Le Festival TransAmériques devient le 28e récipiendaire du grand prix culturel montréalais

Cesena, d’Anne Terea de Keersmaeker
Photo : Herman Sorgeloos Cesena, d’Anne Terea de Keersmaeker

« La vie culturelle est intense, toutes disciplines confondues, estime Marie-Hélène Falcon, directrice générale et artistique du Festival TransAmériques. Elle est passionnante et très agréable tout au long de l’année. Notre festival est un temps fort dans la saison… depuis bientôt trente ans ! Nous faisons partie de toute une génération d’entrepreneurs culturels, qui ont eu à la fois la passion des arts et l’envie de jeter un éclairage nouveau sur notre époque. Alors, bien sûr, être finaliste pour le Grand Prix du Conseil des arts, c’était déjà toute une surprise tant l’honneur est grand… Mais nous proposons l’excellence, la qualité, la nouveauté et la longévité… Peut-être fallait-il s’y attendre ! »
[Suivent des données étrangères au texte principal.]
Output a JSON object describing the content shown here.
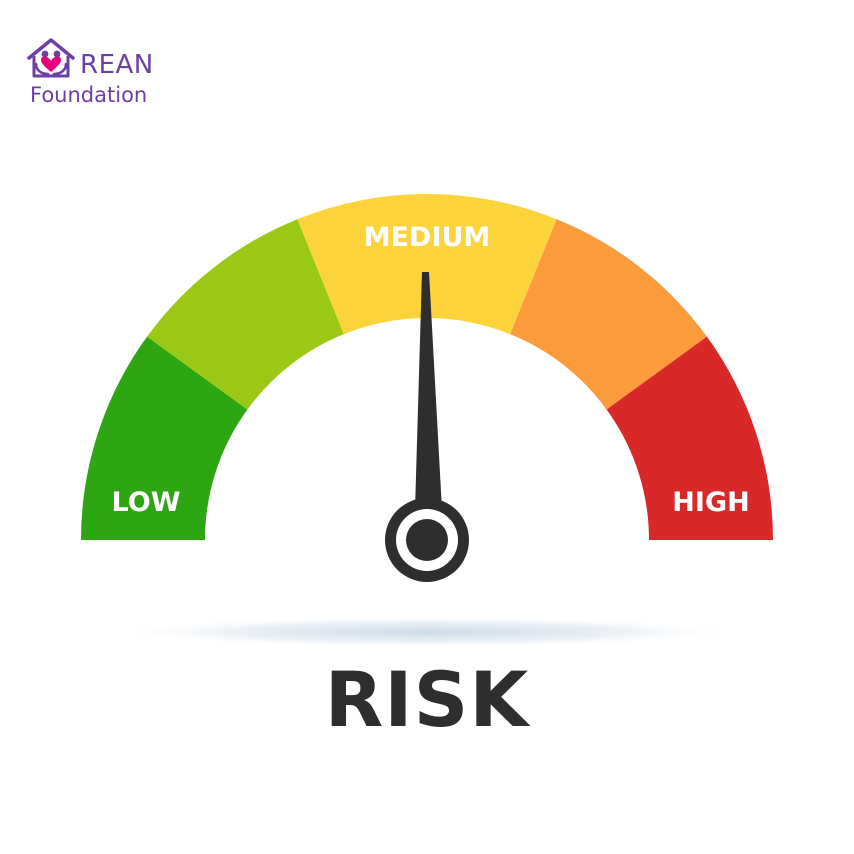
{
  "logo": {
    "name": "REAN",
    "subtitle": "Foundation",
    "color": "#6b3fa3"
  },
  "gauge": {
    "labels": {
      "low": "LOW",
      "medium": "MEDIUM",
      "high": "HIGH"
    },
    "segment_colors": [
      "#2ea614",
      "#9bc814",
      "#fdd33c",
      "#fb9b3b",
      "#d82828"
    ],
    "needle_color": "#2e2e2e",
    "level": 0.5
  },
  "caption": "RISK"
}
Le jury du Grand Prix du Conseil des arts de Montréal a fait sien l’enthousiasme d’une Marie-Hélène Falcon : l’organisme autrefois connu sous le nom de Festival de théâtre des Amériques s’est vu attribuer, mardi dernier, le 28e Grand Prix que remet annuellement ce conseil montréalais.


Car, depuis 1985 et la première édition du Festival de théâtre des Amériques, l’événement a pris de l’ampleur, est devenu annuel et a changé de nom en 2007 pour prendre son identité actuelle et devenir le Festival TransAmériques, alliant théâtre et danse. Depuis 1985, le FTA, ce sont 750 000 festivaliers, 386 spectacles présentés, 45 pays accueillis, 82 coproductions pour plus d’un million de dollars investis ! Et tout cela toujours avec le même objectif, selon la formule d’André Ducharme, journaliste à l’Actualité, que Marie-Hélène Falcon n’hésite pas à faire sienne : « Choquer les certitudes ».

 

Engagement


Car ce festival se veut engagé. « L’idée, c’est l’échange. Nous faisons venir des compagnies internationales et nous participons également à la promotion de celles d’ici. Mais c’est aussi une prise de parole forte, un regard porté sur notre société, estime sa directrice. Les artistes que nous invitons, les créations que nous coproduisons, bref, tout ce que nous proposons pendant le festival invite à la réflexion, amène le spectateur à se questionner sur ses propres convictions, ses actions, etc. »


Ainsi, la compagnie italienne Motus a enthousiasmé le public l’an dernier avec deux spectacles alliant théâtre, danse, vidéo, installations et poésie : Too late (Antigone) et Alexi, une tragédie grecque. « Le deuxième part de la mort d’un manifestant de 15 ans lors des émeutes de 2008 en Grèce, raconte Marie-Hélène Falcon. Tous deux abordent une question essentielle : est-il trop tard pour se cabrer et changer le cours des choses ? La compagnie est arrivée l’an dernier à Montréal en plein printemps érable… Son propos était tellement proche de l’actualité d’ici… C’en était troublant pour nous et stimulant pour eux. Le public a été impressionné par le spectacle. C’était un grand moment de rencontre. »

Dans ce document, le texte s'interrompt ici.